见到秦淮则,禄公公二话不说,尖著嗓子,將他劈头盖脸一通臭骂。
“……凌霄公主在陛下心目中究竟是怎样的分量你不是不知道吧竟然一时疏忽,致使公主殿下出了意外。
现在,整个太医院全都出动了,齐心协力替公主殿下保胎。
皇上正在金殿大发雷霆呢,命老奴前来问问来龙去脉。
您就盼著公主殿下相安无事吧,否则,天子一怒,浮尸百里!不搭上几条人命,怕是平息不了圣上的怒火。”
秦淮则也一脸的诚惶诚恐:“求禄公公千万替我们美言几句,我们也没有想到,西凉人竟然这么不要脸,这么色胆包天,会对公主殿下无礼。”

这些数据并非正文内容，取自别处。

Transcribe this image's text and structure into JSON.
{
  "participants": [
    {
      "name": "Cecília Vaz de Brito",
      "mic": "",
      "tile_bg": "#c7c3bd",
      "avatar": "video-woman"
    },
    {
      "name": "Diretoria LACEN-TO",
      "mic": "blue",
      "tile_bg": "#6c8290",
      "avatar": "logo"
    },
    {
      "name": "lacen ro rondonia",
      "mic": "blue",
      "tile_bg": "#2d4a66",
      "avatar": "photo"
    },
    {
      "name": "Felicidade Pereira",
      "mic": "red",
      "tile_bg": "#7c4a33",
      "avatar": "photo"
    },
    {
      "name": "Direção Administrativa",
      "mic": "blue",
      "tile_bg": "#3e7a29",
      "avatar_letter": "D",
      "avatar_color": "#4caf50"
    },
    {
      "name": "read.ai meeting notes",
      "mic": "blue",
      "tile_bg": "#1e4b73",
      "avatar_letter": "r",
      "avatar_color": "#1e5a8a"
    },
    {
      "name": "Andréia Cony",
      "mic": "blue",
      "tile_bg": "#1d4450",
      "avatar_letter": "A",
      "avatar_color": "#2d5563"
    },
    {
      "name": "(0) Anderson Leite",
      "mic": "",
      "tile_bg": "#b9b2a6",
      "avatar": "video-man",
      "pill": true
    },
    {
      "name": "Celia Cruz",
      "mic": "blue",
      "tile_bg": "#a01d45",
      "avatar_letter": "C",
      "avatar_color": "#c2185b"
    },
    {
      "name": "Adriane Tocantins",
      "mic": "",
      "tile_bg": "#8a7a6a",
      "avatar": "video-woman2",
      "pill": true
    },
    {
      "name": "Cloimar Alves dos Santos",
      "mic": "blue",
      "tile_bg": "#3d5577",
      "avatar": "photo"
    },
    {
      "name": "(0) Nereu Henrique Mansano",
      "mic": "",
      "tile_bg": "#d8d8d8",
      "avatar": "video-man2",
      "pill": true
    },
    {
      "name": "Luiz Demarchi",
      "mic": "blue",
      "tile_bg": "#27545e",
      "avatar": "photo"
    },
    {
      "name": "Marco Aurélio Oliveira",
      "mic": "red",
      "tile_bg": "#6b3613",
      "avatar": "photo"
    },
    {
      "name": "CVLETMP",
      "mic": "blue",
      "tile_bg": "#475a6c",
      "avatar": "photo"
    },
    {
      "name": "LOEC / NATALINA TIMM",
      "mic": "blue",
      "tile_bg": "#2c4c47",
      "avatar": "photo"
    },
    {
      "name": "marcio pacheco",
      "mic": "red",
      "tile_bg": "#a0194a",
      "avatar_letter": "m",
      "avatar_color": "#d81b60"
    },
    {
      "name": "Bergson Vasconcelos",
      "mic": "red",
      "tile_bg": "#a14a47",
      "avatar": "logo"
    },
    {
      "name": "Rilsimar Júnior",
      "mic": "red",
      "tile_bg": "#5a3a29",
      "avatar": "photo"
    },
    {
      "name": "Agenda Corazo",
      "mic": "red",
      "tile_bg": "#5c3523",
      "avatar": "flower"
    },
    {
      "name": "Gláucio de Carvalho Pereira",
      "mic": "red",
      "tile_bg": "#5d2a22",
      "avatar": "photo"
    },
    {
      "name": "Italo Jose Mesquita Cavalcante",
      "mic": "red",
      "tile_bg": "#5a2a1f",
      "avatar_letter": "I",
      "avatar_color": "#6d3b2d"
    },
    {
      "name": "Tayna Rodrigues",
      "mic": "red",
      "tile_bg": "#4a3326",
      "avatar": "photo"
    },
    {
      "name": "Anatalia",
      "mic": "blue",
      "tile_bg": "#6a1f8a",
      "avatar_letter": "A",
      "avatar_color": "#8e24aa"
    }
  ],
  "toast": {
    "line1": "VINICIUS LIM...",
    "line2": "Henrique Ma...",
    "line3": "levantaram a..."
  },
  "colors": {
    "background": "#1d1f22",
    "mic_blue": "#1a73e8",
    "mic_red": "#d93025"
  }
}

禄公公问起具体案情,秦淮则便添油加醋地將魏延之的罪过重新讲述了一遍,绘声绘色。
两人一唱一和,骂得极脏。
听得西凉士兵又羞又愧。
武端王与萧锦雅躲在房间里,只当做没听到,忍气吞声。
禄公公骂了一顿就回宫復命去了。
皇帝一瞧,西凉还挺沉得住气。
问禄公公:“你可见到那西凉公主是何样貌”
禄公公摇头:“自始至终,她与武端王都待在房间里,並未露面。”
皇帝捻著頜下鬍鬚:“慕舟一向心细,他这几日负责招待西凉使臣,竟然没有发现这位西凉公主。
想来也非纤细柔美的女子,又如此跋扈囂张,只怕慕舟不喜,不会答应和亲之事。”
禄公公不敢多嘴。
二皇子作为未来帝王,莫说这西凉公主长得不好看,就算是像破马张飞,他也一样得笑纳,闭著眼睛朝夕相对。
当皇帝么,就得享別人享不到的艷福,也得受別人受不了的罪。
皇帝批阅了几本奏章,有点心浮气躁地甩到一旁,站起身来:“閒著也是閒著,去侯府散散心,看看朕那宝贝女儿。”
禄公公跑得比谁都快。
自家皇帝心情不好的时候,就得凌霄公主两口子哄。
別看每次当著面吹鬍子瞪眼,一脸嫌弃,背过身,皇帝便美滋滋地笑得见牙不见眼,满是老父亲的骄傲。
这几日,和谈没有进展,皇帝一直愁眉不展,吃饭都没胃口了。
侯府。
静初正在挨训。
她原本只是想,言辞激怒魏延之,没想到,这廝竟然色胆包天,直接戳到了池宴清的肋巴骨。
面前的饭桌上,搁著她喜欢吃的乳香脆炸鸡,蒜香鱈鱼,还有糖醋排骨。
香味丝丝缕缕地钻进鼻子里,她艰难地吞咽下口水,眼巴巴地盯著。
池宴清一手掐著腰,一手攥著筷子,从来没有这么威风过,侯夫人求情都没用,越训越起劲儿。
就连初九守在院外都觉得,自家世子爷长出息了。
正忘乎所以,冷不丁门外传来一声不悦地呵斥:“池宴清,你好大的威风啊。”
房门是敞开的。
挺热的天气,过堂风却凉颼颼的,吹得脖颈子一紧。
池宴清流水一般就给静初跪下了,搂著媳妇儿的大腿:“臣知罪。”
皇帝负手而立,居高临下瞪著池宴清:“朕的女儿刚从驛馆受了那么大的委屈,你不安慰倒也罢了,竟然还鼻子不是鼻子,脸不是脸。静初,这侯府没法待了,跟朕回宫。”